La primera vez que llevé a mi madre a una obra de Angélica Liddell fue a ver La casa de la fuerza. Cinco horas y pico en el Matadero de Madrid. Mi madre se subía por las paredes. Hubo un momento en que se puso a despotricar y pensé que la propia Angélica nos iba a oír, iba a parar la función e iba a subir hasta donde estábamos en el patio de butacas y nos iba a dar una paliza. Mi madre despotricaba pero no se iba. Cinco horas y pico. «Pero vete si no te gusta», le decía yo. Allí se quedó. Nada más salir me armó una bronca por haberle llevado a ver aquella cosa. Desde ese día, no se ha perdido ningún espectáculo de la Liddell.
Lo que le pasa a mi madre le pasa a mucha gente con la Liddell: despotrica, se revuelve, pero no se va, porque con la Liddell no se puede, te atrapa, te agarra y hace que te retuerzas pero no te suelta. Sale diciendo que no vuelve, pero vuelve y vuelve a volver. Eso en escena, donde hay texto pero hay también cuerpo y espacio y tiempo. Veamos qué pasa ahora con lo que escribe.

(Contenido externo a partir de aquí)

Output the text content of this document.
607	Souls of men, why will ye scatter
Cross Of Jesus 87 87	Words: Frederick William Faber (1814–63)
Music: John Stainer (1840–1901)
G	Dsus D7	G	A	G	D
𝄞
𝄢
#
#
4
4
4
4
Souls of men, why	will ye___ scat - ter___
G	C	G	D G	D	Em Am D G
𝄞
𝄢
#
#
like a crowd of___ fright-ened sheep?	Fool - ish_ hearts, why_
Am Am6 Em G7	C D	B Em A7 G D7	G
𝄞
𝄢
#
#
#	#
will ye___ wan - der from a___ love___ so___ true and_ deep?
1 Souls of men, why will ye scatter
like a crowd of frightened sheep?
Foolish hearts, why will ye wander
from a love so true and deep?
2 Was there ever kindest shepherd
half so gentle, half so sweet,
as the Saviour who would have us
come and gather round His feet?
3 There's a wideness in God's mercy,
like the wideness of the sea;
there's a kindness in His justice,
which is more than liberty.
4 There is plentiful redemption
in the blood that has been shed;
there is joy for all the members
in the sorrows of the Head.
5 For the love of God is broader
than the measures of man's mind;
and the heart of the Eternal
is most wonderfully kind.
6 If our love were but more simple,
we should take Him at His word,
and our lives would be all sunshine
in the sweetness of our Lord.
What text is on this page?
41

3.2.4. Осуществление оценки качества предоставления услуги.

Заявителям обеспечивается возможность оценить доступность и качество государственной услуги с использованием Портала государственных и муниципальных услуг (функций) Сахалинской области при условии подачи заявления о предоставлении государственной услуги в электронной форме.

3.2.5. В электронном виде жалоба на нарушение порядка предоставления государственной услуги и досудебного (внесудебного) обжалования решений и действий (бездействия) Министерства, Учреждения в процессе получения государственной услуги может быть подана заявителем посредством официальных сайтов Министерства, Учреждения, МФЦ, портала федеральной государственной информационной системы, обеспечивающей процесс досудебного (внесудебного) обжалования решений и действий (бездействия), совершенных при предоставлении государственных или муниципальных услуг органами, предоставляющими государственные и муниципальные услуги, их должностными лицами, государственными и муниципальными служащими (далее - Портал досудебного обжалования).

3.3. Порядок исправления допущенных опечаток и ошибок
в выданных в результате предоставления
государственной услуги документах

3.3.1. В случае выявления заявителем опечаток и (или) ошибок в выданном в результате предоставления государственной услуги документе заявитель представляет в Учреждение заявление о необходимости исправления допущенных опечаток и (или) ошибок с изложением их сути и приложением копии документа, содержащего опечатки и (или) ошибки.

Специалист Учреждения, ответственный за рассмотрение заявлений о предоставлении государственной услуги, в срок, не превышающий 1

El teatro es un género denostado por la mayoría de los lectores. Hay quien dice incluso que leerlo no tiene sentido, que es algo hecho para ser representado, no para ser leído. Yo defiendo la lectura de teatro a bocaos si hace falta. Lo bueno de leer teatro, lo que sólo tiene la lectura de teatro, es que se puede leer a dos niveles: el nivel literario, como pieza para ser leída, y el nivel escénico, como pieza para ser representada. A mí esta dualidad me provoca mucho placer. Más cuando llego a la conclusión de que el teatro es probablemente lo más difícil de escribir, la madre del cordero.
Lo que pasa es que en España se escribe muy mal teatro (por favor, no me juzguen por esta generalización, evidentemente no todo el monte es orégano). O mejor, se escribe teatro viejo, se escribe como si viviésemos a principios del siglo XX, o antes, como si las vanguardias no hubiesen existido; el cómo se escribe y el de qué se escribe no concuerdan ni por asomo. Por eso hay que leer a Angélica: la Liddell es de las muy muy muy poquitas que ha conseguido conjugar el qué y el cómo, su teatro toca de verdad, llega de una forma devastadora hasta el lector/espectador, es un éxito, no es vanguardia, no es escritura al borde, no es ni siquiera cuestionamiento de las formas establecidas, es pura efectividad, es lograr escribir, decir, y que llegue al otro lado, corresponderse al siglo en el que vive y sus formas, hacerse oír de verdad.
La escritura de Angélica es Bernhard —a su manera, claro—, es una repetición dolorida. Sin embargo, según la voy leyendo se me aparece el torbellino de Pierre Michon, ese remolino que te succiona a los abismos, es Marías empeñado en una imagen, volviendo a ella una y otra vez. Bernhard, Michon, Marías, quizá no sean sus referentes, pero son los míos, a los que me lleva la escritura de Angélica.
La casa de la fuerza trae dos piezas breves que abren el libro: Anfaegtesle y Te haré invencible con mi derrota. La primera es el relato sobre el padre y la madre para llegar al amor, la relación de amor con David, «Anfaegtesle es la palabra danesa que significa angustia», un amor destrozado, un amor imposible. La segunda, Te haré invencible con mi derrota utiliza a la violonchelista Jaqueline du Pré, que abandonó su carrera por una esclerosis múltiple que finalmente la mató, para hablar de la desesperanza. La casa de la fuerza nos muestra a tres mujeres destrozadas por los hombres, tres mujeres que son Angélica, Lola y Getse; maltratadas por los hombres, pero también son las tres hermanas de Chéjov, Olga, Masha e Irina; pero también son tres mujeres Mexicanas maltratadas por la violencia de los narcos y los asesinatos de Ciudad Juarez.
Habrá quien lea a Angélica y la asocie rápidamente con el realismo sucio, a mí me parece que estaría quedándose en un primer nivel, en un lugar muy básico. Lo que Angélica maneja es pura honestidad y dolor. No creo que deban quedarse en lo epatante, en lo desgarrador, encuentren la belleza bajo las líneas, el amor que crece del dolor.